Co-inventors Kenneth G. Furton, FIU’s provost and executive vice president, as well as a fellow of the National Academy of Inventors, and Abuzar Kabir, an expert in materials chemistry in the College of Arts, Sciences & Education, sought a way to improve the time- and labor-intensive preparation of samples such as blood, urine, milk and water.
“Our intention was to simplify, on every level, the sample preparation process for the benefit of consumers, scientists and the industry,” Furton said. “Today’s testing methods take significantly longer and are not as sensitive. When analysts are testing for illness, pollutants – or even controlled substances – time and accuracy are critical.”
Known as “fabric phase sorptive extraction,” the new environment-friendly approach replaces existing techniques for preparing samples. Currently, to test for an illicit drug in urine or a pollutant in lake water, for example, the component to be analyzed must be separated from the sample in a complicated, multi-step process that involves toxic solvents and expensive devices. Depending upon a sample’s physical and chemical properties, achieving the required level of component extraction often takes 24 hours or longer, and that time does not include the actual chemical testing.
Using this method, consumers could get the results of blood tests within hours instead of days. Test results for controlled substances in athletes, for example, could come back before competition begins. Quality of drinking water could be more accurately monitored for the presence of cancer-causing and other toxic chemicals.
The new sample preparation material, a composite that uses the same muslin cotton used to make apparel, is the base for their portfolio of new chemical coatings. The team of researchers experimented by applying unique sol-gel coatings to several postage stamp-size swatches and putting them in direct contact with various liquid and air samples.
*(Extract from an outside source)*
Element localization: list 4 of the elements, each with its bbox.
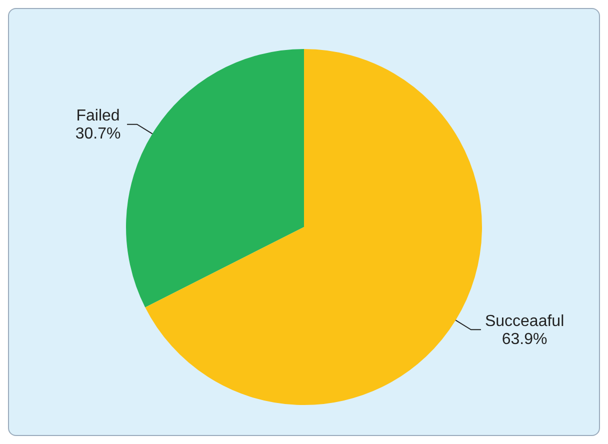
data-label: 30.7% [75, 126, 121, 143]
slice-label: Succeaaful [484, 313, 564, 330]
data-label: 63.9% [502, 331, 548, 348]
slice-label: Failed [76, 108, 120, 125]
“We were shocked by the result,” Kabir said. “Within 15 minutes, each of the targeted components was extracted in a quantity suitable for analysis. The power, simplicity and benefits of this new sample preparation technique are unprecedented.”
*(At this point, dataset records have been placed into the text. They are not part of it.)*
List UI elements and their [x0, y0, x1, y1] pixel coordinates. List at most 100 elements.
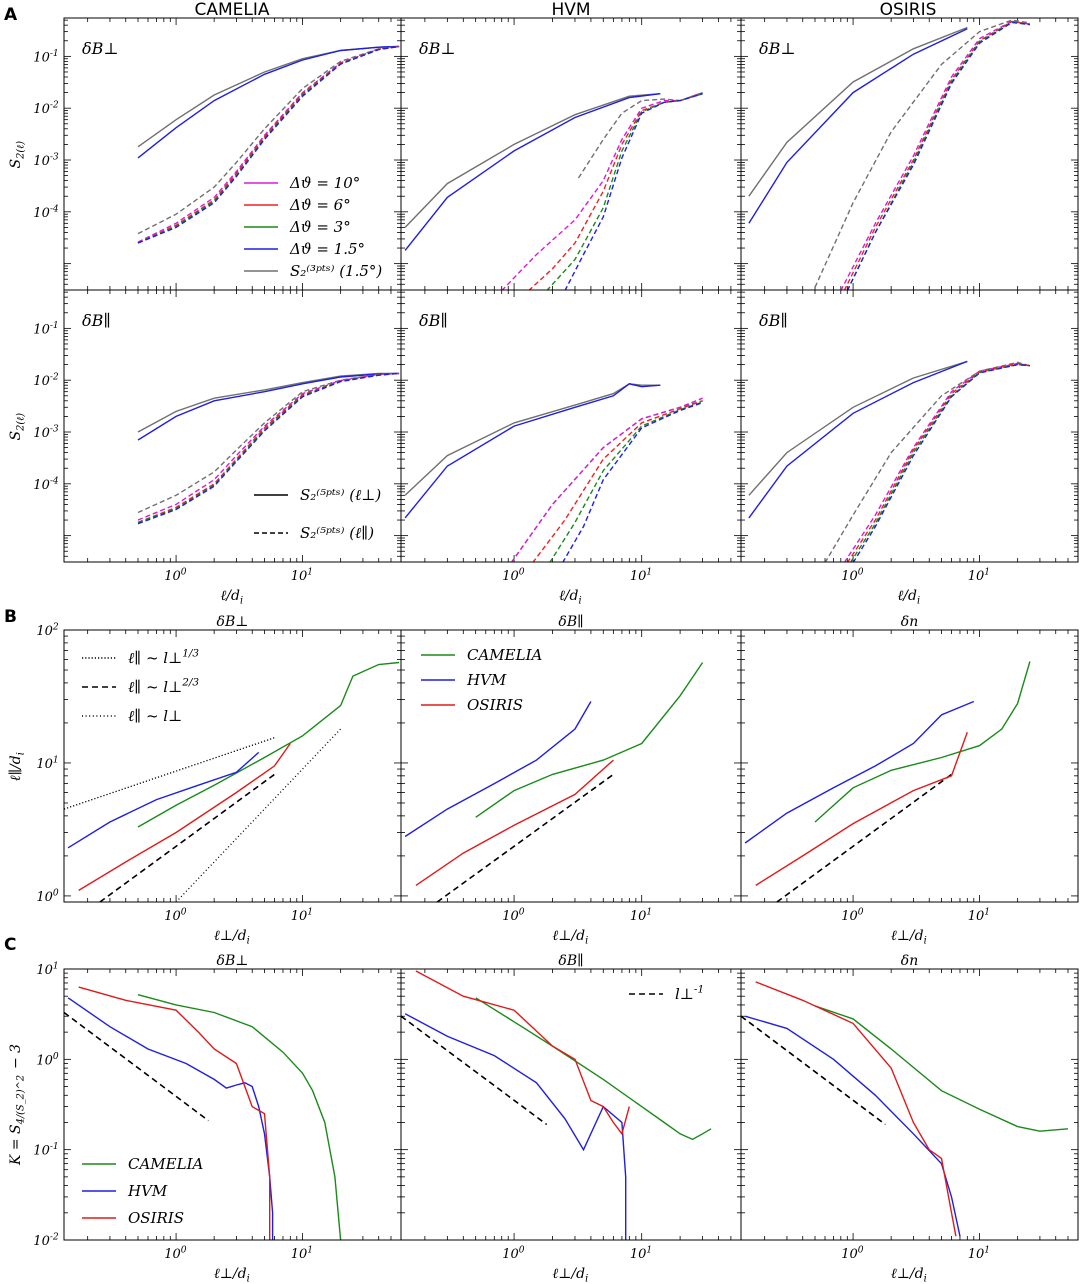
series-group: [404, 662, 704, 902]
panel-title: δB⊥: [217, 614, 249, 630]
series-line: [137, 372, 400, 524]
series-line: [562, 401, 703, 562]
series-line: [528, 93, 703, 290]
series-line-camelia: [137, 661, 400, 828]
series-line-hvm: [404, 701, 592, 838]
series-line-osiris: [755, 981, 957, 1237]
series-line: [404, 93, 661, 228]
legend-text: ℓ∥ ~ l⊥: [128, 707, 182, 725]
series-line: [852, 363, 1030, 562]
series-line: [748, 28, 968, 224]
panel-c-2: 100 101 ℓ⊥/di δn: [740, 953, 1079, 1284]
y-axis-label: ℓ∥/di: [8, 751, 27, 782]
panel-a-top-1: δB⊥: [400, 17, 742, 291]
panel-field-label: δB∥: [419, 311, 448, 330]
series-line-camelia: [137, 994, 342, 1240]
series-line: [137, 372, 400, 521]
x-tick-label: 101: [968, 908, 992, 924]
x-tick-label: 100: [164, 568, 188, 584]
series-group: [404, 383, 703, 562]
plot-frame: [400, 289, 742, 563]
series-line-camelia: [814, 661, 1031, 823]
ticks: [401, 629, 742, 903]
y-tick-label: 100: [36, 1052, 60, 1068]
ticks: [741, 18, 1079, 290]
y-axis-label-group: S2(ℓ): [8, 412, 27, 441]
x-axis-label: ℓ⊥/di: [552, 1266, 589, 1284]
y-tick-label: 101: [36, 755, 60, 771]
panel-title: δB∥: [558, 953, 583, 969]
legend-text: OSIRIS: [467, 696, 523, 714]
x-tick-label: 101: [291, 908, 315, 924]
series-line: [748, 26, 968, 197]
series-line-osiris: [78, 743, 291, 891]
series-line: [846, 362, 1031, 562]
column-title-camelia: CAMELIA: [194, 0, 269, 20]
x-tick-label: 101: [291, 1246, 315, 1262]
column-title-hvm: HVM: [551, 0, 590, 20]
legend-text: ℓ∥ ~ l⊥2/3: [128, 677, 201, 696]
reference-line: [99, 773, 275, 902]
y-tick-label: 10-1: [33, 1142, 60, 1158]
ticks: [64, 18, 402, 290]
series-group: [401, 970, 712, 1240]
y-axis-label-group: S2(ℓ): [8, 140, 27, 169]
series-line: [843, 20, 1031, 290]
series-group: [748, 360, 1031, 562]
y-tick-label: 10-1: [33, 49, 60, 65]
panel-b-2: 100 101 ℓ⊥/di δn: [740, 614, 1079, 947]
ticks: [401, 968, 742, 1241]
x-tick-label: 100: [502, 568, 526, 584]
x-tick-label: 100: [164, 1246, 188, 1262]
x-tick-label: 100: [841, 568, 865, 584]
panel-a-top-2: δB⊥: [740, 17, 1079, 291]
series-line: [577, 91, 703, 179]
plot-frame: [740, 289, 1079, 563]
ticks: [741, 968, 1079, 1241]
series-line-hvm: [67, 997, 274, 1240]
series-line: [849, 363, 1030, 562]
series-line: [501, 91, 703, 290]
panel-a-top-0: 10-4 10-3 10-2 10-1 S2(ℓ) δB⊥Δϑ = 10°Δϑ …: [8, 17, 402, 291]
y-tick-label: 10-2: [33, 101, 60, 117]
y-axis-label-group: K = S4/(S_2)^2 − 3: [8, 1044, 27, 1166]
panel-field-label: δB⊥: [419, 39, 455, 58]
reference-line: [401, 1015, 548, 1126]
x-axis-label: ℓ/di: [897, 588, 921, 607]
panel-a-bottom-0: 10-4 10-3 10-2 10-1 100 101 ℓ/di S2(ℓ) δ…: [8, 289, 402, 607]
panel-c-0: 10-2 10-1 100 101 100 101 ℓ⊥/di δB⊥ K = S…: [8, 953, 402, 1284]
legend-text: HVM: [127, 1182, 168, 1200]
series-line-camelia: [814, 1005, 1069, 1132]
figure-labels: A B C CAMELIA HVM OSIRIS: [4, 0, 936, 955]
panel-a-bottom-2: 100 101 ℓ/di δB∥: [740, 289, 1079, 607]
y-axis-label: S2(ℓ): [8, 412, 27, 441]
x-tick-label: 100: [841, 1246, 865, 1262]
x-tick-label: 101: [968, 568, 992, 584]
x-axis-label: ℓ⊥/di: [891, 1266, 928, 1284]
series-line: [404, 93, 661, 251]
legend: l⊥-1: [629, 984, 704, 1003]
panel-title: δB∥: [558, 614, 583, 630]
series-line: [137, 45, 400, 148]
series-line: [846, 21, 1030, 290]
series-group: [404, 91, 703, 290]
legend-text: Δϑ = 3°: [289, 218, 351, 236]
series-line-osiris: [415, 970, 630, 1136]
panel-title: δn: [901, 614, 918, 630]
legend-text: CAMELIA: [467, 646, 543, 664]
panel-a-bottom-1: 100 101 ℓ/di δB∥: [400, 289, 742, 607]
series-line-hvm: [744, 700, 975, 844]
legend: ℓ∥ ~ l⊥1/3 ℓ∥ ~ l⊥2/3 ℓ∥ ~ l⊥: [82, 648, 201, 725]
x-tick-label: 101: [630, 1246, 654, 1262]
plot-frame: [63, 289, 402, 563]
y-axis-label: S2(ℓ): [8, 140, 27, 169]
panel-letter-c: C: [4, 935, 16, 955]
series-line: [137, 45, 400, 159]
x-axis-label: ℓ⊥/di: [214, 928, 251, 947]
x-tick-label: 100: [164, 908, 188, 924]
series-line: [137, 372, 400, 441]
x-tick-label: 100: [502, 1246, 526, 1262]
series-group: [137, 45, 400, 244]
reference-line: [64, 1011, 209, 1122]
The FIU extraction method absorbs a greater amount of a component than commercially available methods and thereby reduces the chances of false negatives and improves the conclusiveness of test results. It also requires the use of little or no solvents, many of which are toxic to the environment.
The university holds a patent on the invention and is currently working to commercialize the technology for widespread use in a variety of applications.
Researchers at more than 30 U.S. and foreign universities have already independently validated the innovation. Those findings have convinced leading experts in the field of chemical testing that the technology should replace existing sample preparation methods.